D'autre part, en imposant au service à qui est confié l'enfant l'obligation de demander directement aux débiteurs alimentaires leur avertissement-extrait de rôle, l'arrêté du 11 janvier 2001 du Gouvernement wallon leur impose une obligation qui est contraire au décret de la Communauté française du 4 mars 1991 relatif à l'aide à la jeunesse et à l'esprit qui le sous-tend. En outre, cette obligation a pour effet que le service exerce deux missions à l'égard des bénéficiaires: d'un côté, il est chargé d'une mission d'hébergement et d'encadrement au service des intéressés; de l'autre, il doit réunir, pour le compte de l'administration, des pièces d'ordre financier. Ces deux fonctions sont très différentes tant par leur nature, que par l'objet et que par leur destinataire.
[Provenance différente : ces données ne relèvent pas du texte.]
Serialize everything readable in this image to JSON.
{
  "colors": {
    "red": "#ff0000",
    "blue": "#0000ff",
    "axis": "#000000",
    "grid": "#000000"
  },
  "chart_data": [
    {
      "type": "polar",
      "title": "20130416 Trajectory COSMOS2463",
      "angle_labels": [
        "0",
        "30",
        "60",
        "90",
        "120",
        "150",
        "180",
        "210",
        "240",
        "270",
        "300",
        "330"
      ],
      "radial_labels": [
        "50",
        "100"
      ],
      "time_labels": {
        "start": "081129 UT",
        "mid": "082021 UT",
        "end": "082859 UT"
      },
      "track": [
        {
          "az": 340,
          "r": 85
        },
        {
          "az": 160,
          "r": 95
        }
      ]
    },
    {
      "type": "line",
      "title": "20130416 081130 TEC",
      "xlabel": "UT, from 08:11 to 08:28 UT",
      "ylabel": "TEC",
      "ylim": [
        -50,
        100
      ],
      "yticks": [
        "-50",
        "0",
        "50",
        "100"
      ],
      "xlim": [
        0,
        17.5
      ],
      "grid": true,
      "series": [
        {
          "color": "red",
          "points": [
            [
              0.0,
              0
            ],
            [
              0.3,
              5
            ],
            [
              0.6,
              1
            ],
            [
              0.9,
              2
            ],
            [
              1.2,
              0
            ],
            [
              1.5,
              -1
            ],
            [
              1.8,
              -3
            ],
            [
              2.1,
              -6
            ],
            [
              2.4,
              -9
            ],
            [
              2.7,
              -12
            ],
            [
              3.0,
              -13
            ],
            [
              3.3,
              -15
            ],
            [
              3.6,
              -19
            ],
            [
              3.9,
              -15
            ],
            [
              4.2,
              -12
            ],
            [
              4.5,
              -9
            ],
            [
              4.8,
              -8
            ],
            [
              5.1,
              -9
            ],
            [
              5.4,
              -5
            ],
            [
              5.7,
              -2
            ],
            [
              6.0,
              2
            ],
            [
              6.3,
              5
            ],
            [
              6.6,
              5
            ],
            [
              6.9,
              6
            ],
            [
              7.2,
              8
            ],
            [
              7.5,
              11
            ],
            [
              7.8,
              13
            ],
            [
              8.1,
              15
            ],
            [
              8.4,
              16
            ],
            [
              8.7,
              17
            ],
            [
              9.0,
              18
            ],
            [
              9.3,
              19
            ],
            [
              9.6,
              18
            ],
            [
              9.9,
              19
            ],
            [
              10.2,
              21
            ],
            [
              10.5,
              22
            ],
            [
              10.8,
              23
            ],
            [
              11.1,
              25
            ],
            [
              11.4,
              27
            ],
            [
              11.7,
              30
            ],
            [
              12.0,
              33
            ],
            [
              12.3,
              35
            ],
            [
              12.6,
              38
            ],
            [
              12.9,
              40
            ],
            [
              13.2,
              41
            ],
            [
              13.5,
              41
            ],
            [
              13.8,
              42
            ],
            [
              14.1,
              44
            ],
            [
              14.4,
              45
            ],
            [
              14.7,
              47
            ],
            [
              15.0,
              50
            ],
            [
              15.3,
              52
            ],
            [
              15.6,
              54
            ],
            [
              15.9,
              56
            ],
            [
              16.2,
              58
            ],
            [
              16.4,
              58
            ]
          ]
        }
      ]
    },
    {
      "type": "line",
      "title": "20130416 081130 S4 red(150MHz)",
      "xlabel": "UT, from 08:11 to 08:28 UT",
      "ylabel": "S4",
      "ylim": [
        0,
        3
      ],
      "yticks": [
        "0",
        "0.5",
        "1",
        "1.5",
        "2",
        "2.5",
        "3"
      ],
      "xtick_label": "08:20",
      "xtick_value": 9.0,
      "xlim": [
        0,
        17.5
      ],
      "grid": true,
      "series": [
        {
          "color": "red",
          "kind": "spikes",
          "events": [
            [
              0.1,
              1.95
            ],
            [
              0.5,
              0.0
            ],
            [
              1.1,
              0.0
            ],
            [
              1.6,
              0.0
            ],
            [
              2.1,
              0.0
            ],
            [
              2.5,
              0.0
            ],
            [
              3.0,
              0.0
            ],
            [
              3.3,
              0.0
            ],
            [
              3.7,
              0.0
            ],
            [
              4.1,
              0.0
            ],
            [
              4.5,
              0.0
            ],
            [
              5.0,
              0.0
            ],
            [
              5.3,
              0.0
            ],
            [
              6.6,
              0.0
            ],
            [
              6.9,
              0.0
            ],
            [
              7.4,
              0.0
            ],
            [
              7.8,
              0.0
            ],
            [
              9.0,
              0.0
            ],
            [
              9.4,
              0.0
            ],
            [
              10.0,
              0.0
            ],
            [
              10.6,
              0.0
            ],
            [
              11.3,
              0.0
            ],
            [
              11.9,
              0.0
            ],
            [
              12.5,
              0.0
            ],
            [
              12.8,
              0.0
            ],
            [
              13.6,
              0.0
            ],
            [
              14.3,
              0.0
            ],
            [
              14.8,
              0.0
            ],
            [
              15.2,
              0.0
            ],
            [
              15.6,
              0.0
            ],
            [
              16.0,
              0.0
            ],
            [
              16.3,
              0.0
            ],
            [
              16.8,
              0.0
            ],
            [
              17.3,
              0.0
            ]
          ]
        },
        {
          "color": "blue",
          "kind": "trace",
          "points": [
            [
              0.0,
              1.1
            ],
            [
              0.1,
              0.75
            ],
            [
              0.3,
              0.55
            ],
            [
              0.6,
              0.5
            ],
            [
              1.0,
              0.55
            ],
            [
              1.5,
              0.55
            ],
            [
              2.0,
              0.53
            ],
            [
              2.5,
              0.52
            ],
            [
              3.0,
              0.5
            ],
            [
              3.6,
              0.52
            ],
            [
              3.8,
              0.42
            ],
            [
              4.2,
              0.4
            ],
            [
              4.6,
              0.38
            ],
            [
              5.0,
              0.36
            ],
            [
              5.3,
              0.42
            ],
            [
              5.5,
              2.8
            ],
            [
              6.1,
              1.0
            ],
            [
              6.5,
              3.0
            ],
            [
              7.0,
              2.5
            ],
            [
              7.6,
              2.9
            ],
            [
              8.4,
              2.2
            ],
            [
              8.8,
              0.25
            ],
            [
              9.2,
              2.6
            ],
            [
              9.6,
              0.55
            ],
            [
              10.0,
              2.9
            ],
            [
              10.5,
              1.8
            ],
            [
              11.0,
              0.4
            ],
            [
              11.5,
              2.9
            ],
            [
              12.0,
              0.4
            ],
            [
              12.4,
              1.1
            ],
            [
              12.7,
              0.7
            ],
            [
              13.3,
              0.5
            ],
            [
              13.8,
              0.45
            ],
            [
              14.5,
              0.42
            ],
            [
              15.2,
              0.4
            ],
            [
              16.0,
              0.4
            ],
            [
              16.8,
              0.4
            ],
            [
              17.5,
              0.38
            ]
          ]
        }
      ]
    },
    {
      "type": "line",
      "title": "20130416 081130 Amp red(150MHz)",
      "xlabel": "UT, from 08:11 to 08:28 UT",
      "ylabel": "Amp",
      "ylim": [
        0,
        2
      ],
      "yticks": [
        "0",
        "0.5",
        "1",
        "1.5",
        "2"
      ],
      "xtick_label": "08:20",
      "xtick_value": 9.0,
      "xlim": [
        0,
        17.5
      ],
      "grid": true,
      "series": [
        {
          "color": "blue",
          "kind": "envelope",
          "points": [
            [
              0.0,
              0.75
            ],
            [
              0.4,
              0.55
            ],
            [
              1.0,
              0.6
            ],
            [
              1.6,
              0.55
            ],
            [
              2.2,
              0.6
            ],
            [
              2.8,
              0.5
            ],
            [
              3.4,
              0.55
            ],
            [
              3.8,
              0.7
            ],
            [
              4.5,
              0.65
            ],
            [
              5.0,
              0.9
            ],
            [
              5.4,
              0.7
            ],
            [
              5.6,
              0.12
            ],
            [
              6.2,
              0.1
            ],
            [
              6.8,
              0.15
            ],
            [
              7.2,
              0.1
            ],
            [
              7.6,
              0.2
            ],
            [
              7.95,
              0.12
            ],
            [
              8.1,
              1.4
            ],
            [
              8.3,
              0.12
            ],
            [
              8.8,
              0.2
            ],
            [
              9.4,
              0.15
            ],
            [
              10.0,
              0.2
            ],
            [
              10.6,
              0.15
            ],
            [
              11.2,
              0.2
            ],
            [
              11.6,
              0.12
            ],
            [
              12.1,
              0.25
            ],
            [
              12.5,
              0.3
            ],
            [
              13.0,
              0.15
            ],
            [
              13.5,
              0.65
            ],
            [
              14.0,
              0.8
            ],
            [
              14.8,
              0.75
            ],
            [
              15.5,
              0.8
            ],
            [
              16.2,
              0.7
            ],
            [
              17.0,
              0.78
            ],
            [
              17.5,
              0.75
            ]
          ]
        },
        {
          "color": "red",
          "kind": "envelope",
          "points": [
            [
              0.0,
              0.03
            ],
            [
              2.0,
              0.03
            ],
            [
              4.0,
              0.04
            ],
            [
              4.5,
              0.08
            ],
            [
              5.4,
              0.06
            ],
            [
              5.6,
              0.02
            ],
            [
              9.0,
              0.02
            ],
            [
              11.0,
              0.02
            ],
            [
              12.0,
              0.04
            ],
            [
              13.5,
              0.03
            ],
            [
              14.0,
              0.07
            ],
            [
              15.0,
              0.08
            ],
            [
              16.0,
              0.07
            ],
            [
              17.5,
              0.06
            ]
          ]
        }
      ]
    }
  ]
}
A cet égard, la Commission rappelle que l'article 13 du Code déontologie dispose que "l'intervenant ne peut exercer à l'égard d'un même bénéficiaire de l'aide plusieurs fonctions liées à l'octroi, au refus d'octroi ou à la mise en œuvre de l'aide". En l'espèce, une stricte application de l'arrêté du 11 janvier 2001 du Gouvernement wallon à l'égard des jeunes et des familles relevant du décret de la Communauté française du 4 mars 1991 relatif à l'aide à la jeunesse constitue une violation de l'article 13 du Code de déontologie.

Dans ces conditions, la Commission suggère la mise en œuvre d'une des deux solutions suivantes. Soit le conseiller et le directeur de l'aide à la jeunesse se chargent eux-mêmes de demander l'avertissement-extrait de rôle en leur qualité d'instances chargées de fixer la part contributive dans le cadre de l'aide à la jeunesse, et la transmettent directement à l'AWIPH tout en indiquant que la part à payer par l'enfant et sa famille à cette agence — qualifiée également de part contributive dans l'arrêté du 11 janvier 2001 du Gouvernement wallon — doit être réclamée auprès de l'Administration de l'aide à la jeunesse.

Soit une concertation entre le Gouvernement de la Communauté française et celui de la Région wallonne aboutit à trouver une solution qui permette, d'une part, aux intéressés de n'être pas privés des droits que leur garantit le décret de la Communauté française du 4 mars 1991 relatif à l'aide à la jeunesse, et, d'autre part, aux services de ne pas agir en contravention à l'article 13 du Code de déontologie.